Week #8 30/03 - 03/04

Atlascar representation, frame translation and rotation

Posted by Rui Costa on April 2, 2020

After the first representation of the velocity cone last week I started working on the information that the VO node will publish. To better understand the work that has been done this week we need to first understand the raw data that the lasers gives. This laser data is subscribed, as already explained in the past weeks, by the simple_planar_pc_generator node. This node is responsable for filtering the data, transform it to a point cloud, and then assign a frame to the points in the point cloud. A frame is a coordinate system with x, y, and z axis and the atlascar as one per sensor/camera. All these coordinate systems have a relationship between each other, like a family tree we have a parent and a child frame. The parent links to a child frame by a translation and/or rotation. The parent frame in the atlascar is the "base_link", and it is the coordinate system that I will be using as reference, as it's located at the front of the veihicle. Since the lasers are located at the left and right of my reference frame, as seen on image 1, and the point cloud data is related to one of these (depending on the frame selected in the simple_planar_pc_generator), to do the calculations needed in the VO node, I have to translate and rotate the points I will use latter on. To do this I need to know the relationship between the laser frame and "base_link", and then do the math. At first I did this calculation by "hand", multiplying the transformation matrix between the two frames by the points, but in the end I found out that the tf library has a function wich does this, making my job easier (even though it was already done). I now have all the information given by the GNN (centroid, initialpose, finalpose, velocity) related to my frame.

Fig.1 - Atlascar frames (from left to right: left_frame, base_link, right_frame).

Since I'll be having multiple obstacles on the road, and by following the literature on the velocity obstacles subject as in Fiorini and Shiller 1998, in this paper it is stated that "To consider multiple obstacles, it is useful to establish an equivalent condition on the absolute velocities of A", being A the Atlascar. This means that instead of using the relative velocity between the Atlascar and every single obstacle, it is more useful to simply translate the velocity cone of each atlascar/obstacle pair by the velocity vector of the obstacle. I can then use the absolute velocity of the atlascar to determine if there will be a collision, that is if the VA is within one of the VO's in Fig 2.

Absolute VO
Fig.2 - The velocity obstacle, adapted from Fiorini and Shiller 1998.

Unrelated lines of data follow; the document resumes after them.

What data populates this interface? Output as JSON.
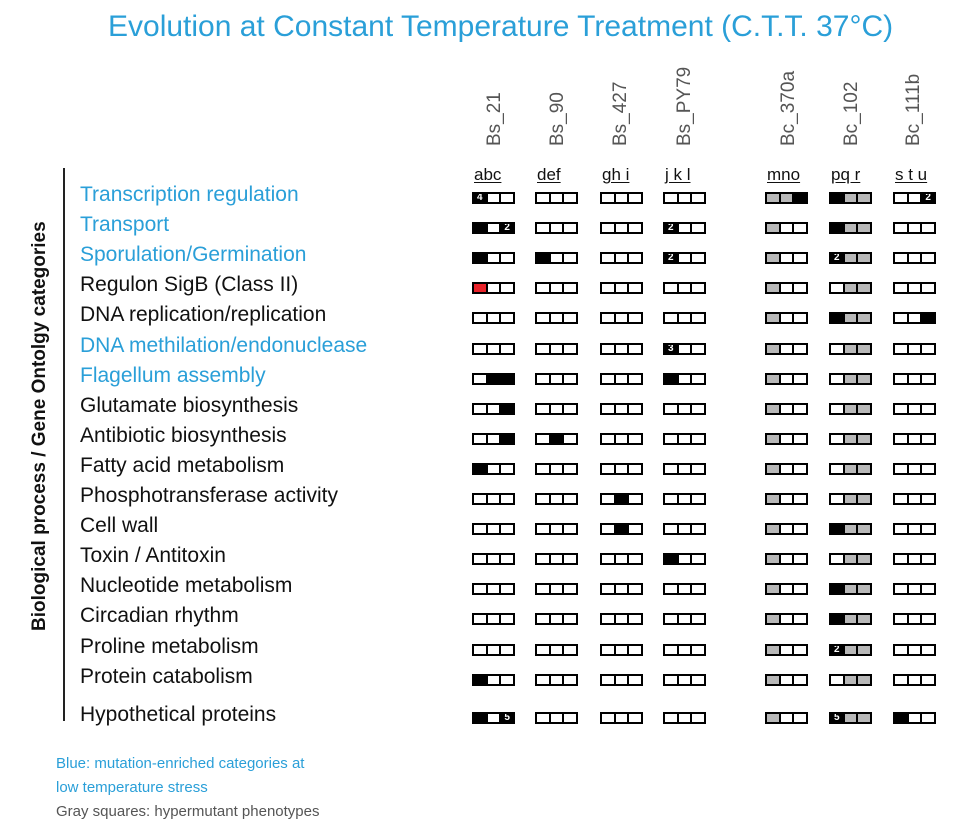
{
  "title": "Evolution at Constant Temperature Treatment  (C.T.T. 37°C)",
  "y_axis_label": "Biological  process  / Gene Ontolgy  categories",
  "colors": {
    "blue": "#2a9fd8",
    "black": "#111111",
    "gray": "#b8b8b8",
    "red": "#e8232a",
    "footer_gray": "#555555"
  },
  "columns": [
    {
      "name": "Bs_21",
      "sub": "abc"
    },
    {
      "name": "Bs_90",
      "sub": "def"
    },
    {
      "name": "Bs_427",
      "sub": "gh i"
    },
    {
      "name": "Bs_PY79",
      "sub": "j k l"
    },
    {
      "name": "Bc_370a",
      "sub": "mno"
    },
    {
      "name": "Bc_102",
      "sub": "pq r"
    },
    {
      "name": "Bc_111b",
      "sub": "s t u"
    }
  ],
  "rows": [
    {
      "label": "Transcription regulation",
      "blue": true,
      "cells": [
        [
          "4",
          "",
          ""
        ],
        [
          "",
          "",
          ""
        ],
        [
          "",
          "",
          ""
        ],
        [
          "",
          "",
          ""
        ],
        [
          "g",
          "g",
          "1"
        ],
        [
          "1",
          "g",
          "g"
        ],
        [
          "",
          "",
          "2"
        ]
      ]
    },
    {
      "label": "Transport",
      "blue": true,
      "cells": [
        [
          "1",
          "",
          "2"
        ],
        [
          "",
          "",
          ""
        ],
        [
          "",
          "",
          ""
        ],
        [
          "2",
          "",
          ""
        ],
        [
          "g",
          "",
          ""
        ],
        [
          "1",
          "g",
          "g"
        ],
        [
          "",
          "",
          ""
        ]
      ]
    },
    {
      "label": "Sporulation/Germination",
      "blue": true,
      "cells": [
        [
          "1",
          "",
          ""
        ],
        [
          "1",
          "",
          ""
        ],
        [
          "",
          "",
          ""
        ],
        [
          "2",
          "",
          ""
        ],
        [
          "g",
          "",
          ""
        ],
        [
          "2",
          "g",
          "g"
        ],
        [
          "",
          "",
          ""
        ]
      ]
    },
    {
      "label": "Regulon SigB (Class II)",
      "blue": false,
      "cells": [
        [
          "r",
          "",
          ""
        ],
        [
          "",
          "",
          ""
        ],
        [
          "",
          "",
          ""
        ],
        [
          "",
          "",
          ""
        ],
        [
          "g",
          "",
          ""
        ],
        [
          "",
          "g",
          "g"
        ],
        [
          "",
          "",
          ""
        ]
      ]
    },
    {
      "label": "DNA replication/replication",
      "blue": false,
      "cells": [
        [
          "",
          "",
          ""
        ],
        [
          "",
          "",
          ""
        ],
        [
          "",
          "",
          ""
        ],
        [
          "",
          "",
          ""
        ],
        [
          "g",
          "",
          ""
        ],
        [
          "1",
          "g",
          "g"
        ],
        [
          "",
          "",
          "1"
        ]
      ]
    },
    {
      "label": "DNA methilation/endonuclease",
      "blue": true,
      "cells": [
        [
          "",
          "",
          ""
        ],
        [
          "",
          "",
          ""
        ],
        [
          "",
          "",
          ""
        ],
        [
          "3",
          "",
          ""
        ],
        [
          "g",
          "",
          ""
        ],
        [
          "",
          "g",
          "g"
        ],
        [
          "",
          "",
          ""
        ]
      ]
    },
    {
      "label": "Flagellum assembly",
      "blue": true,
      "cells": [
        [
          "",
          "1",
          "1"
        ],
        [
          "",
          "",
          ""
        ],
        [
          "",
          "",
          ""
        ],
        [
          "1",
          "",
          ""
        ],
        [
          "g",
          "",
          ""
        ],
        [
          "",
          "g",
          "g"
        ],
        [
          "",
          "",
          ""
        ]
      ]
    },
    {
      "label": "Glutamate biosynthesis",
      "blue": false,
      "cells": [
        [
          "",
          "",
          "1"
        ],
        [
          "",
          "",
          ""
        ],
        [
          "",
          "",
          ""
        ],
        [
          "",
          "",
          ""
        ],
        [
          "g",
          "",
          ""
        ],
        [
          "",
          "g",
          "g"
        ],
        [
          "",
          "",
          ""
        ]
      ]
    },
    {
      "label": "Antibiotic biosynthesis",
      "blue": false,
      "cells": [
        [
          "",
          "",
          "1"
        ],
        [
          "",
          "1",
          ""
        ],
        [
          "",
          "",
          ""
        ],
        [
          "",
          "",
          ""
        ],
        [
          "g",
          "",
          ""
        ],
        [
          "",
          "g",
          "g"
        ],
        [
          "",
          "",
          ""
        ]
      ]
    },
    {
      "label": "Fatty acid metabolism",
      "blue": false,
      "cells": [
        [
          "1",
          "",
          ""
        ],
        [
          "",
          "",
          ""
        ],
        [
          "",
          "",
          ""
        ],
        [
          "",
          "",
          ""
        ],
        [
          "g",
          "",
          ""
        ],
        [
          "",
          "g",
          "g"
        ],
        [
          "",
          "",
          ""
        ]
      ]
    },
    {
      "label": "Phosphotransferase activity",
      "blue": false,
      "cells": [
        [
          "",
          "",
          ""
        ],
        [
          "",
          "",
          ""
        ],
        [
          "",
          "1",
          ""
        ],
        [
          "",
          "",
          ""
        ],
        [
          "g",
          "",
          ""
        ],
        [
          "",
          "g",
          "g"
        ],
        [
          "",
          "",
          ""
        ]
      ]
    },
    {
      "label": "Cell wall",
      "blue": false,
      "cells": [
        [
          "",
          "",
          ""
        ],
        [
          "",
          "",
          ""
        ],
        [
          "",
          "1",
          ""
        ],
        [
          "",
          "",
          ""
        ],
        [
          "g",
          "",
          ""
        ],
        [
          "1",
          "g",
          "g"
        ],
        [
          "",
          "",
          ""
        ]
      ]
    },
    {
      "label": "Toxin / Antitoxin",
      "blue": false,
      "cells": [
        [
          "",
          "",
          ""
        ],
        [
          "",
          "",
          ""
        ],
        [
          "",
          "",
          ""
        ],
        [
          "1",
          "",
          ""
        ],
        [
          "g",
          "",
          ""
        ],
        [
          "",
          "g",
          "g"
        ],
        [
          "",
          "",
          ""
        ]
      ]
    },
    {
      "label": "Nucleotide metabolism",
      "blue": false,
      "cells": [
        [
          "",
          "",
          ""
        ],
        [
          "",
          "",
          ""
        ],
        [
          "",
          "",
          ""
        ],
        [
          "",
          "",
          ""
        ],
        [
          "g",
          "",
          ""
        ],
        [
          "1",
          "g",
          "g"
        ],
        [
          "",
          "",
          ""
        ]
      ]
    },
    {
      "label": "Circadian rhythm",
      "blue": false,
      "cells": [
        [
          "",
          "",
          ""
        ],
        [
          "",
          "",
          ""
        ],
        [
          "",
          "",
          ""
        ],
        [
          "",
          "",
          ""
        ],
        [
          "g",
          "",
          ""
        ],
        [
          "1",
          "g",
          "g"
        ],
        [
          "",
          "",
          ""
        ]
      ]
    },
    {
      "label": "Proline metabolism",
      "blue": false,
      "cells": [
        [
          "",
          "",
          ""
        ],
        [
          "",
          "",
          ""
        ],
        [
          "",
          "",
          ""
        ],
        [
          "",
          "",
          ""
        ],
        [
          "g",
          "",
          ""
        ],
        [
          "2",
          "g",
          "g"
        ],
        [
          "",
          "",
          ""
        ]
      ]
    },
    {
      "label": "Protein catabolism",
      "blue": false,
      "cells": [
        [
          "1",
          "",
          ""
        ],
        [
          "",
          "",
          ""
        ],
        [
          "",
          "",
          ""
        ],
        [
          "",
          "",
          ""
        ],
        [
          "g",
          "",
          ""
        ],
        [
          "",
          "g",
          "g"
        ],
        [
          "",
          "",
          ""
        ]
      ]
    },
    {
      "label": "Hypothetical proteins",
      "blue": false,
      "cells": [
        [
          "1",
          "",
          "5"
        ],
        [
          "",
          "",
          ""
        ],
        [
          "",
          "",
          ""
        ],
        [
          "",
          "",
          ""
        ],
        [
          "g",
          "",
          ""
        ],
        [
          "5",
          "g",
          "g"
        ],
        [
          "1",
          "",
          ""
        ]
      ]
    }
  ],
  "footer": {
    "blue_line1": "Blue:   mutation-enriched categories at",
    "blue_line2": "low temperature stress",
    "gray_line": "Gray squares: hypermutant phenotypes"
  }
}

In order to get a better sence of how far objects are around the atlascar, I started working on displaying a meshed representation of the car itself as I have seen in some of Professor's Miguel demonstrations in the ROS course. I started reviewing some of his work posted on the lardemua repository on github, in search of a URDF file. URDF is a xml format file for representing a robot on Rviz, however in Professor's Miguel work he uses xacro files, a xml macro language, wich is a shorter and more readable xml file using macros that expand to larger xml expressions. This xacro file has all the links (frames) used by the Atlascar with the relationships between each other, and a macro for a URDF mesh of the car itself. Despite many research I conclude that the time needed to be invested in trying to understand xacro files wasn't worth it and since I only need this for a visual representation I just used the URDF mesh and implemented it on my visualization launch file.

Fig.3 - Atlascar car representation.

As seen in the past weeks, the GNN node represents the targets on Rviz with different colors, so as to better identify wich cone and circle belongs to witch target I added the color information of the targets marker to the cone and circle marker. This was done by subscribing to the targets marker, and collecting all the colors and ID's of the multiple targets, and then associate to the ID's of the cones and circles, since they have the same ID as of the target they correspond to.

Color Cones
Fig.4 - Cones and Circles with the same color as the targets

After weeks of work with the same data I decided it was time to go and record a new bagfile, especially one with car moving. So following the tutorial on the Atlascar2 repository on lardemua github page, made by Professor Miguel, I did some bagfiles with the help of my colleague Diogo. One on his garage, one driving to DEM and another driving back. However even after checking if the bagfile was properly done in the atlas machine, when I got home I couldn't get it to play the recordings, giving me an "UnicodeDecodeError". I've searched around the internet but didn't get any solution to my problem, only found out it is related to UTF-8 to ASCII conversions. I found it really strange that it worked in the atlas machine but not im my personal computer and I wounder if there were any troubles while transfering the files via a USB drive. I already asked for professor's Miguel aid on this issue, but in the meanwhile I'm scheduling another trip to Aveiro, this time to run my node live in the Atlascar.

As of the time of writing, I'm working on computing the time to collision with the obstacles, wich was an objective proposed by professor Vitor for this week. This problem doens't seem too complicated, however before I can calculate this, I first need to determine if the Atlascar is indeed in course of collision with the obstacle, wich I'm only now working on.